A fruta de Afrânio Peixoto

 

A FRUTA DE AFRÂNIO PEIXOTO

Miguel Carqueija

 

Resenha do romance “Fruta do mato”, de Afrânio Peixoto. W.M. Jackson Inc. Editores, Rio de Janeiro-São Paulo-Porto Alegre, 1944.

 

Romance volumoso, com mais de 350 páginas se contarmos as notas finais, passa-se em alguma região da Bahia no último ano do Império. Bem escrito e estruturado, narrado na primeira pessoa pelo advogado Vergílio de Aguiar, termina de forma patética depois de atravessar uma série de dramas amorosos, sociais e passionais, refletindo ainda bem forte as sequelas da escravidão recentemente abolida.

Apesar dos sofrimentos, conflitos e tragédias, tem o seu lado cômico. Por exemplo, num tempo em que não havia tv ou sequer rádio, mas só o telégrafo, o telegrafista Geraldo é preso como “doido furioso”, porque, republicano ferrenho, recebeu a notícia da proclamação da República. O Dr. Vergílio, ao saber da “loucura”, espantou-se: “Mas eu estive com ele, ainda esta manhã, de saúde perfeita!”, ao que o sentinela da cadeia respondeu: “Juízo é mesmo para se perder”. E o Zoroastro acrescentou mais detalhes: o Geraldo tinha procurado o Coronel Libânio para contar a novidade e “como o Libânio não pudesse crer em todas essas maluquices” (sic) ele se exaltou e acabou sendo preso.

Não são muitos os personagens, mas bem delineados. Vergílio, aparentemente um sujeito equilibrado, mas capaz de se perturbar com a sedução de uma mulher casada e menos culta, a quem ele mal conhece; Gracinha, a garota, filha da preocupada Dona Loló, que sendo requestada por três homens (Vergílio, Zoroastro e Espiridião) sem que ninguém se decida, acaba fugindo com o Pulquério, definido como um “joão-ninguém”; Américo, amigo de Vergílio e esposo de Joaninha, que aparece pouco, sendo a figura do marido traído; Joaninha, ambígua, que faz de tudo para seduzir Vergílio, que fica na corda bamba e é o tipo do sujeito indeciso. E Onofre, o zelador da fazenda Corre-Costa com sua fama de mal-assombrada — Onofre, mestiço que odiava brancos e negros e cobiçava Joaninha.

O romance entra em detalhes terríveis sobre o tratamento dado aos escravos até a abolição de 1888 e as sequelas que ficaram.
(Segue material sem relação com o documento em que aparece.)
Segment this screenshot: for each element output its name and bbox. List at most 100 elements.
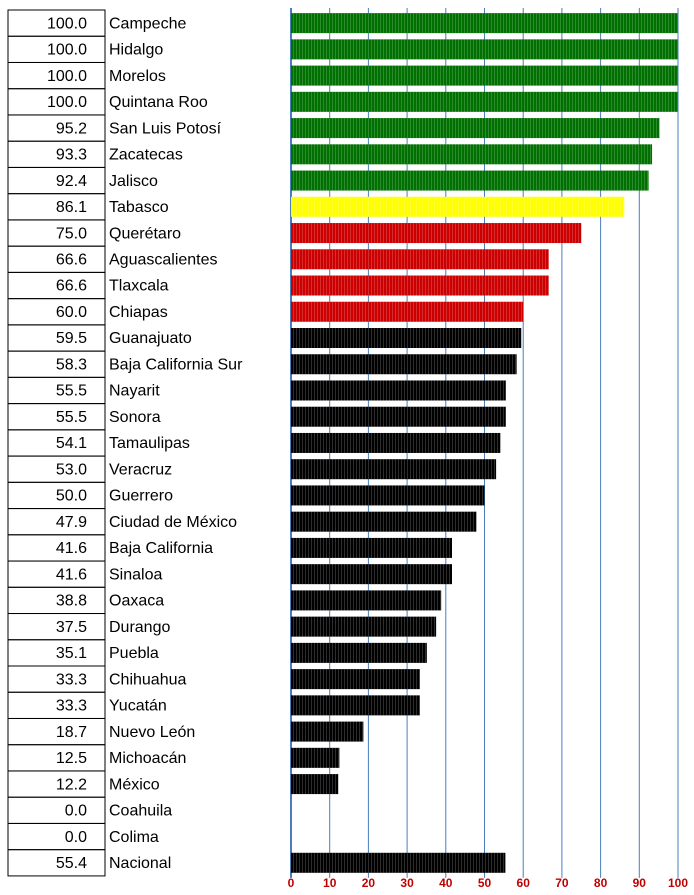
category-label: Tlaxcala: [109, 278, 169, 295]
value-label: 55.4: [56, 855, 87, 872]
category-label: Quintana Roo: [109, 94, 208, 111]
value-label: 93.3: [56, 147, 87, 164]
bar-texture: [291, 511, 477, 532]
value-cell: [7, 849, 106, 877]
bar-texture: [291, 669, 420, 690]
category-label: Chihuahua: [109, 671, 187, 688]
value-label: 47.9: [56, 514, 87, 531]
value-label: 0.0: [65, 803, 87, 820]
x-tick-label: 60: [517, 876, 531, 890]
bar-texture: [291, 616, 437, 637]
value-label: 59.5: [56, 330, 87, 347]
value-label: 41.6: [56, 540, 87, 557]
value-label: 55.5: [56, 409, 87, 426]
value-label: 55.5: [56, 383, 87, 400]
value-label: 33.3: [56, 698, 87, 715]
category-label: Baja California Sur: [109, 356, 243, 373]
value-label: 37.5: [56, 619, 87, 636]
value-cell: [7, 796, 106, 824]
x-tick-label: 30: [400, 876, 414, 890]
x-tick-label: 100: [668, 876, 688, 890]
category-label: Oaxaca: [109, 593, 164, 610]
bar-texture: [291, 774, 339, 795]
value-label: 54.1: [56, 435, 87, 452]
bar-texture: [291, 380, 506, 401]
category-label: Nayarit: [109, 383, 160, 400]
bar-texture: [291, 537, 452, 558]
category-label: Campeche: [109, 15, 186, 32]
category-label: Colima: [109, 829, 159, 846]
value-label: 92.4: [56, 173, 87, 190]
bar-texture: [291, 747, 340, 768]
x-tick-label: 50: [478, 876, 492, 890]
category-label: Yucatán: [109, 698, 167, 715]
value-label: 66.6: [56, 278, 87, 295]
bar-texture: [291, 118, 660, 139]
category-label: Jalisco: [109, 173, 158, 190]
value-label: 35.1: [56, 645, 87, 662]
category-label: Durango: [109, 619, 170, 636]
value-label: 66.6: [56, 251, 87, 268]
bar-texture: [291, 432, 501, 453]
x-tick-label: 40: [439, 876, 453, 890]
category-label: Sonora: [109, 409, 161, 426]
bar-texture: [291, 196, 625, 217]
bar-texture: [291, 249, 549, 270]
value-label: 100.0: [47, 42, 87, 59]
value-label: 41.6: [56, 566, 87, 583]
bar-texture: [291, 223, 582, 244]
bar-texture: [291, 328, 522, 348]
value-label: 75.0: [56, 225, 87, 242]
category-label: Guerrero: [109, 488, 173, 505]
bar-texture: [291, 406, 506, 427]
category-label: Puebla: [109, 645, 159, 662]
category-label: Ciudad de México: [109, 514, 237, 531]
category-label: Querétaro: [109, 225, 181, 242]
category-label: Chiapas: [109, 304, 168, 321]
bar-texture: [291, 301, 524, 322]
category-label: Nuevo León: [109, 724, 195, 741]
category-label: Morelos: [109, 68, 166, 85]
category-label: Zacatecas: [109, 147, 183, 164]
value-label: 12.5: [56, 750, 87, 767]
x-tick-label: 10: [323, 876, 337, 890]
x-tick-label: 90: [633, 876, 647, 890]
value-label: 60.0: [56, 304, 87, 321]
x-tick-label: 70: [555, 876, 569, 890]
category-label: Aguascalientes: [109, 251, 218, 268]
bar-texture: [291, 564, 452, 585]
category-label: Veracruz: [109, 461, 172, 478]
value-label: 38.8: [56, 593, 87, 610]
category-label: Baja California: [109, 540, 213, 557]
value-label: 50.0: [56, 488, 87, 505]
bar-texture: [291, 13, 678, 34]
value-label: 100.0: [47, 15, 87, 32]
value-label: 58.3: [56, 356, 87, 373]
bar-texture: [291, 144, 653, 165]
x-tick-label: 20: [362, 876, 376, 890]
bar-texture: [291, 459, 497, 480]
bar-texture: [291, 39, 678, 60]
category-label: Hidalgo: [109, 42, 163, 59]
value-label: 18.7: [56, 724, 87, 741]
category-label: Nacional: [109, 855, 171, 872]
bar-texture: [291, 642, 427, 663]
category-label: Sinaloa: [109, 566, 162, 583]
bar-texture: [291, 91, 678, 112]
bar-texture: [291, 590, 442, 611]
category-label: San Luis Potosí: [109, 120, 222, 137]
category-label: Coahuila: [109, 803, 172, 820]
value-label: 33.3: [56, 671, 87, 688]
value-label: 0.0: [65, 829, 87, 846]
category-label: Tamaulipas: [109, 435, 190, 452]
category-label: México: [109, 776, 160, 793]
value-label: 100.0: [47, 94, 87, 111]
value-label: 95.2: [56, 120, 87, 137]
bar-texture: [291, 721, 364, 742]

Desvenda também um pouco da vida rude, precária e sem lei desses sertões brasileiros.

É um livro que consegue manter o interesse do leitor, não faltando algumas páginas com o típico desafio de repentistas, só que uma mulher (Salvina) e um homem (Sebastião), com desfecho trágico, em que Benedito, que vivia com Salvina, enciumado, luta a faca com Sebastião, que leva a melhor, derruba o outro com uma facada e foge com a Salvina.

A notar, porém, que o livro é escrito com sobriedade, sem o viés pornográfico de tantos romancistas sociais mais modernos.

 

Rio de Janeiro, 19 de outubro de 2023.

 

Na foto um pouco da minha babel de livros e revistas. Mostrei a folha de rosto do livro resenhado, porque é uma edição encadernada, sem figura ou letras na capa dura. Pegaram lambuja na foto um número do mangá Akame ga kill e uma biografia infanto-juvenil do Padre Anchieta.